Effect of Mirabegron on CYP2D6 substrates: In healthy volunteers, the inhibitory potency of Mirabegron towards CYP2D6 is moderate and the CYP2D6 activity recovers within 15 days after discontinuation of Mirabegron. Multiple once daily dosing of Mirabegron IR resulted in a 90% increase in Cmax and a 229% increase in AUC of a single dose of metoprolol. Multiple once daily dosing of Mirabegron resulted in a 79% increase in Cmax and a 241% increase in AUC of a single dose of desipramine. Caution is advised if Mirabegron is co-administered with medicinal products with a narrow therapeutic index and significantly metabolised by CYP2D6, such as thioridazine, Type 1 C antiarrhythmics (e.g., flecainide, propafenone) and tricyclic antidepressants (e.g., imipramine, desipramine). Caution is also advised if Mirabegron is co-administered with CYP2D6 substrates that are individually dose titrated.

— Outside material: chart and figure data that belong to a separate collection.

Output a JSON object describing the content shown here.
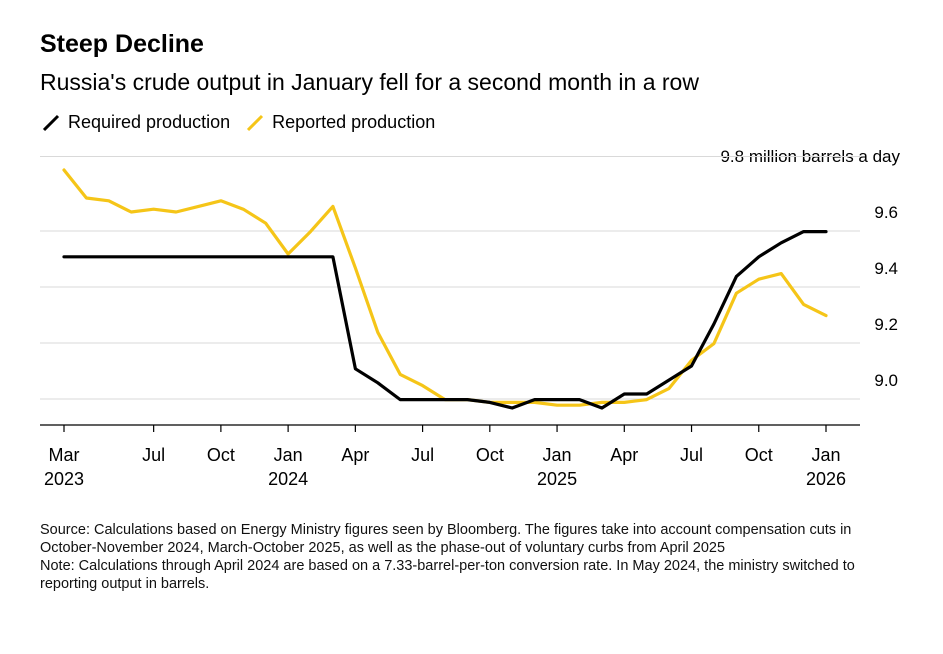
{
  "chart_data": {
    "type": "line",
    "title": "Steep Decline",
    "subtitle": "Russia's crude output in January fell for a second month in a row",
    "unit_label": "9.8 million barrels a day",
    "ylim": [
      8.8,
      9.8
    ],
    "yticks": [
      "9.6",
      "9.4",
      "9.2",
      "9.0"
    ],
    "ytick_values": [
      9.6,
      9.4,
      9.2,
      9.0
    ],
    "x_tick_labels": [
      {
        "month": "Mar",
        "year": "2023",
        "index": 0
      },
      {
        "month": "Jul",
        "year": "",
        "index": 4
      },
      {
        "month": "Oct",
        "year": "",
        "index": 7
      },
      {
        "month": "Jan",
        "year": "2024",
        "index": 10
      },
      {
        "month": "Apr",
        "year": "",
        "index": 13
      },
      {
        "month": "Jul",
        "year": "",
        "index": 16
      },
      {
        "month": "Oct",
        "year": "",
        "index": 19
      },
      {
        "month": "Jan",
        "year": "2025",
        "index": 22
      },
      {
        "month": "Apr",
        "year": "",
        "index": 25
      },
      {
        "month": "Jul",
        "year": "",
        "index": 28
      },
      {
        "month": "Oct",
        "year": "",
        "index": 31
      },
      {
        "month": "Jan",
        "year": "2026",
        "index": 34
      }
    ],
    "series": [
      {
        "name": "Required production",
        "color": "#000000",
        "values": [
          9.44,
          9.44,
          9.44,
          9.44,
          9.44,
          9.44,
          9.44,
          9.44,
          9.44,
          9.44,
          9.44,
          9.44,
          9.44,
          9.04,
          8.99,
          8.93,
          8.93,
          8.93,
          8.93,
          8.92,
          8.9,
          8.93,
          8.93,
          8.93,
          8.9,
          8.95,
          8.95,
          9.0,
          9.05,
          9.2,
          9.37,
          9.44,
          9.49,
          9.53,
          9.53
        ]
      },
      {
        "name": "Reported production",
        "color": "#f5c518",
        "values": [
          9.75,
          9.65,
          9.64,
          9.6,
          9.61,
          9.6,
          9.62,
          9.64,
          9.61,
          9.56,
          9.45,
          9.53,
          9.62,
          9.4,
          9.17,
          9.02,
          8.98,
          8.93,
          8.93,
          8.92,
          8.92,
          8.92,
          8.91,
          8.91,
          8.92,
          8.92,
          8.93,
          8.97,
          9.07,
          9.13,
          9.31,
          9.36,
          9.38,
          9.27,
          9.23
        ]
      }
    ]
  },
  "legend": {
    "required": "Required production",
    "reported": "Reported production"
  },
  "notes": {
    "source": "Source: Calculations based on Energy Ministry figures seen by Bloomberg. The figures take into account compensation cuts in October-November 2024, March-October 2025, as well as the phase-out of voluntary curbs from April 2025",
    "note": "Note: Calculations through April 2024 are based on a 7.33-barrel-per-ton conversion rate. In May 2024, the ministry switched to reporting output in barrels."
  },
  "colors": {
    "required": "#000000",
    "reported": "#f5c518",
    "grid": "#d9d9d9",
    "axis": "#000000"
  }
}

Effect of Mirabegron on transporters: Mirabegron is a weak inhibitor of P-gp. Mirabegron increased Cmax and AUC by 29% and 27%, respectively, of the P-gp substrate digoxin in healthy volunteers. For patients who are initiating a combination of Mirabegron and digoxin, the lowest dose for digoxin should be prescribed initially. Serum digoxin concentrations should be monitored and used for titration of the digoxin dose to obtain the desired clinical effect.

Other interactions: No clinically relevant interactions have been observed when Mirabegron was co-administered with therapeutic doses of solifenacin, tamsulosin, warfarin, metformin or a combined oral contraceptive medicinal product containing ethinylestradiol and levonorgestrel. Dose-adjustment is not recommended.
Pregnancy & lactationView
There are limited amount of data from the use of Mirabegron in pregnant women. Studies in animals have shown reproductive toxicity. Mirabegron is not recommended during pregnancy and in women is planning to be pregnant. Mirabegron is excreted in the milk of rodents and therefore is predicted to be present in human milk. No studies have been conducted to assess the impact of Mirabegron on milk production in humans, its presence in human breast milk, or its effects on the breast-fed child. Mirabegron should not be administered during breast-feeding. There were no treatment-related effects of Mirabegron on fertility in animals. The effect of Mirabegron on human fertility has not been established.
Overdose effectsView
Mirabegron has been administered to healthy volunteers at single doses up to 400 mg. At this dose, adverse events reported included palpitations and increased pulse rate exceeding 100 beats per minute (bpm). Multiple doses of Mirabegron up to 300 mg daily for 10 days showed increases in pulse rate and systolic blood pressure when administered to healthy volunteers. Treatment for overdose should be symptomatic and supportive. In the event of overdose, pulse rate, blood pressure, and ECG monitoring is recommended.
StorageView
Store in a cool and dry place, protected from light.